Only complete applications will be processed. Incomplete applications will be returned to the applicant.
Processing the application
The time required for a response from the Ministry of Foreign and European Affairs is generally a maximum of 3 months. If no response is received within this time, the application shall be deemed to have been rejected.
If the work-permit application is approved, the applicant will receive their work permit by post.
Once they have arrived in Luxembourg, the third-country national must accomplish the formalities required for short-term stays in the country. For these formalities, they will be required to produce their passport and, where applicable, their visa.
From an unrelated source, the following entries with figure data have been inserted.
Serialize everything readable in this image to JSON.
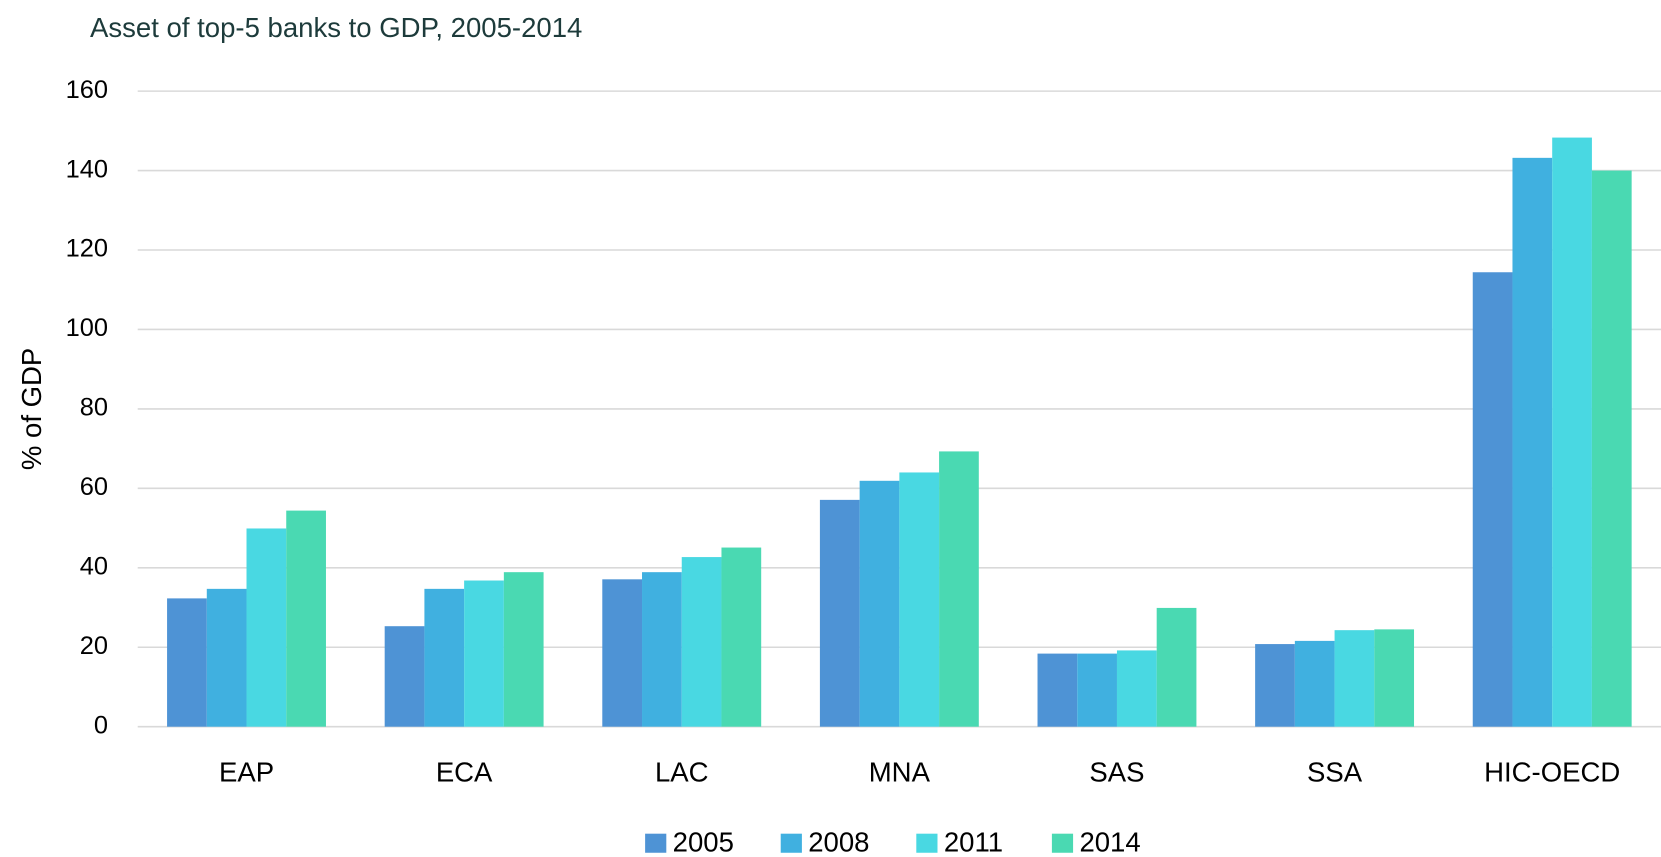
{
  "chart_data": {
    "type": "bar",
    "title": "Asset of top-5 banks to GDP, 2005-2014",
    "y_label": "% of GDP",
    "categories": [
      "EAP",
      "ECA",
      "LAC",
      "MNA",
      "SAS",
      "SSA",
      "HIC-OECD"
    ],
    "series": [
      {
        "name": "2005",
        "color": "#4e93d5",
        "values": [
          32.3,
          25.3,
          37.1,
          57.1,
          18.4,
          20.8,
          114.4
        ]
      },
      {
        "name": "2008",
        "color": "#40b0e0",
        "values": [
          34.7,
          34.7,
          38.9,
          61.9,
          18.4,
          21.6,
          143.2
        ]
      },
      {
        "name": "2011",
        "color": "#49d8e2",
        "values": [
          49.9,
          36.8,
          42.7,
          64.0,
          19.2,
          24.3,
          148.3
        ]
      },
      {
        "name": "2014",
        "color": "#4ad9b2",
        "values": [
          54.4,
          38.9,
          45.1,
          69.3,
          29.9,
          24.5,
          140.0
        ]
      }
    ],
    "ylim": [
      0,
      160
    ],
    "yticks": [
      0,
      20,
      40,
      60,
      80,
      100,
      120,
      140,
      160
    ],
    "grid": true,
    "legend": "bottom"
  }
}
Loss or theft of the work permit
If the work permit is lost, stolen or damaged, a replacement document can be provided on presentation of a police certificate of theft/loss to the Immigration Directorate.
Revocation of the work permit
A work permit which has been granted can also be withdrawn if the employer:
- has been sanctioned for illegal work or employment of third-country nationals illegally staying in Luxembourg;
- has gone bankrupt, undergoes compulsory liquidation, or if no economic activity is carried out;
- has failed to meet the legal requirements in matters of social security, tax, labour law or working conditions;
- has not met the obligations required by labour law;
- has eliminated a full-time position in the 12 months immediately prior to the application in order to create a position for a seasonal worker.
If the withdrawal is due to one of these reasons, the employer is required to pay a compensation to the seasonal worker.
The compensation amounts to the salaries due for the period provided for in the employment contract which would have been worked if the work permit had not been revoked.